元気なニッポン、元気な大阪の象徴だった昭和45年の国際博覧会
▲天保山マーケットプレース内には広大なフードコートがありいつも観光客で賑わっているが、その一角にあるテーマパークが『なにわ食いしんぼ横丁』。国鉄『なにわ』駅の改札を通り抜けると、その先には昭和40年代を再現した懐かしい街並みが広がり19の飲食店が所狭しと軒を連ねている。鉄道高架下らしく、数分ごとにガタンゴトンという走行列車のBGMが流れる徹底ぶりだアジア初の国際博覧会『日本万国博覧会』が開催された1970(昭和45)年。
あのときの日本は活気と希望に満ちていた。
敗戦国から戦後の高度経済成長を成し遂げ、世界有数の経済大国となった日本において“発展の象徴”として開催されたビッグイベントが国際博覧会であり、テーマ館にそびえる太陽の塔は元気なニッポン・元気な大阪のシンボルとなった。
あれから47年。世の中全体に閉塞感が蔓延するなかで「古き良き元気なニッポン、元気な大阪」を思い出すことができる場所として人気を集めているスポットがある。
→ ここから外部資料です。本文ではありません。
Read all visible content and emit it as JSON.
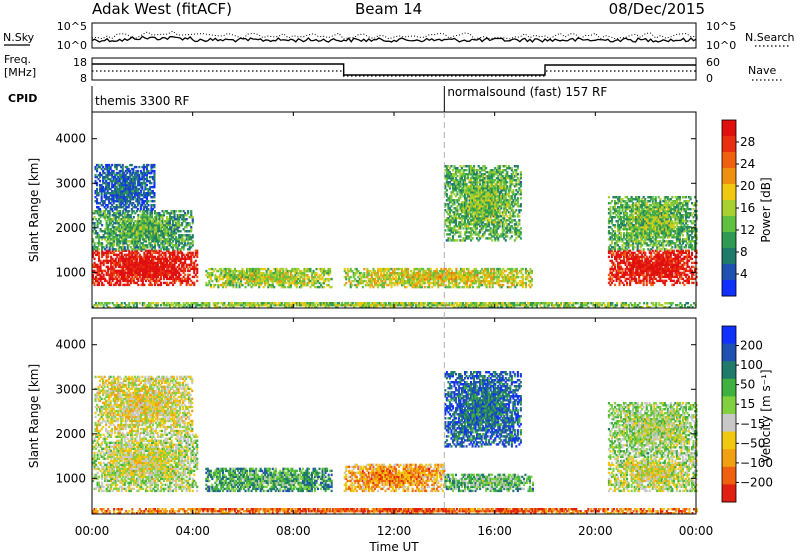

それが、大阪の観光名所『海遊館』に隣接する天保山マーケットプレース内の『なにわ食いしんぼ横丁』だ。7月上旬にリニューアル工事が完了したばかりの現地で取材した。
消えゆくフードテーマパークも多い中、いまだ人気を集める“昭和の高架下”
「この『なにわ食いしんぼ横丁』は、21世紀の幕開けと共に到来したフードテーマパークブームに乗って2002(平成14)年に開業しました。以来15年が経ちましたが、ブームが去って閉館してしまうフードテーマパークも多いなか、幸いこの横丁はずっとお客様にお越しいただいており、リピーターの方も含めて変わらぬ人気を保っています」
今回場内を案内してくださったマーケットプレース企画担当の河村隆年さん(株式会社海遊館)は現在47才。ちょうど博覧会が開催された年である昭和45年生まれだ。
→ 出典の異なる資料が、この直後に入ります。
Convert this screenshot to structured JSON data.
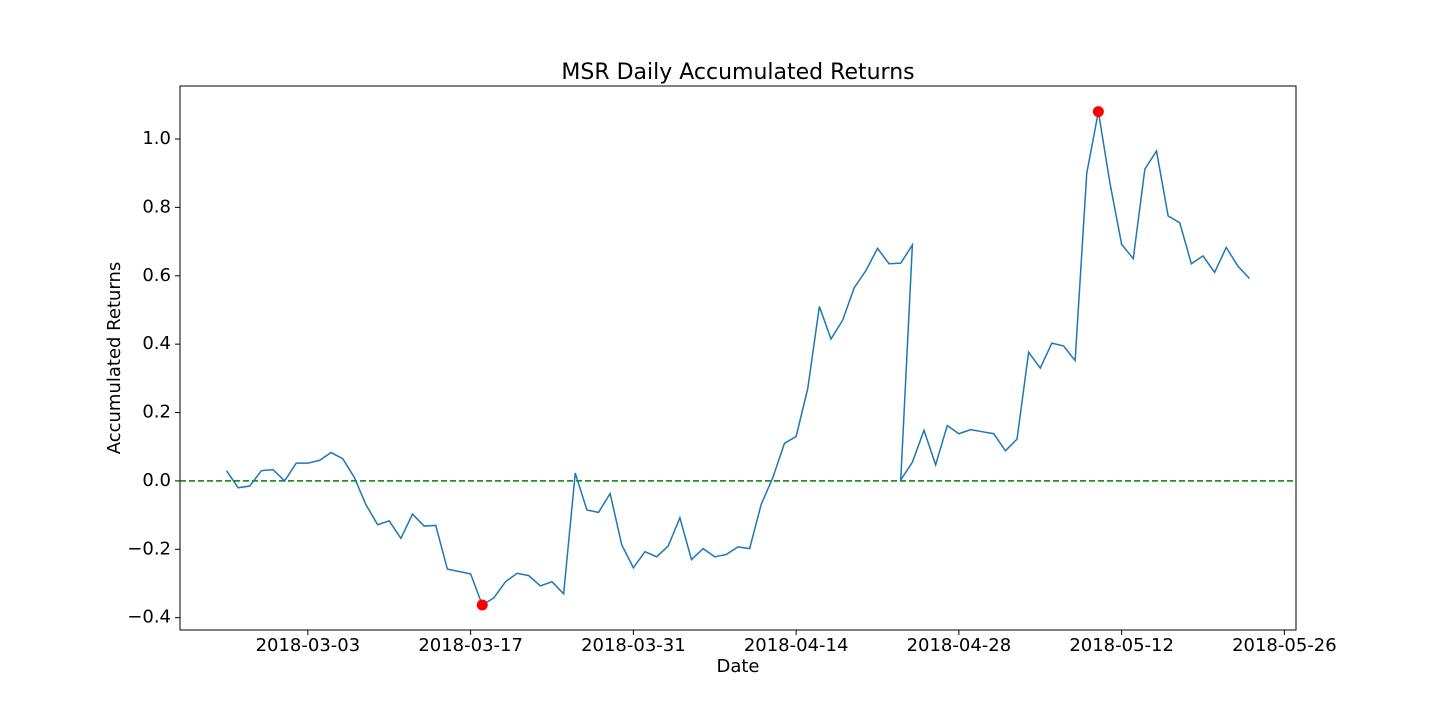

「その頃に生まれた僕としては、博覧会開催当時のことを記憶しているわけではありませんが、街なかの街頭テレビで開会式の中継をみんなが観とったんやとか、僕を祖父母に預けて両親は博覧会へ行ったんやとか、そういう話を聞いたことがあります。
大阪はあの時代がいちばん元気やったし、日本全体が夢と希望に溢れていたのが昭和40年代です。この『なにわ食いしんぼ横丁』は、そんな“昭和40年代の元気な大阪”の街並みをイメージし、再現して作ったテーマパークなのです」
大阪の人が「懐かしい」と思える流行り廃りのない名店を選出
▲海遊館には親子二世代・三世代で訪れる地元客が多く、来場客の約半分がリピーター。孫を連れてこの横丁を訪れ、当時を振り返りながら昔話をする祖父母も多く“口伝の場”としての役割も果たしている。ちなみに、来場客の2割は外国人観光客だそうだが、特に中国人観光客は意外にも、この昭和40代の街並みを歩いていると経済発展前の母国の風景を思い出すようで「懐かしい!」と感想を漏らす人が多いそうだ「フードテーマパークのブームのときは、カレー、ラーメン、餃子など、ひとつのメニューだけにこだわった施設が多かったのですが、この『なにわ食いしんぼ横丁』の場合は、ジャンルを問わず“大阪の名物を集めること”に特化しました。
カレーやオムライスの発祥の店をはじめ、お好み焼き、たこ焼き、和菓子店まで19店舗が揃っていますが、基本的には“大阪の人たちが懐かしいと思えるお店”。そして、“今でもちゃんと大阪で愛され続け、店舗の営業が続いているお店”であることを条件にして厳選し、この横丁へ出店していただいています。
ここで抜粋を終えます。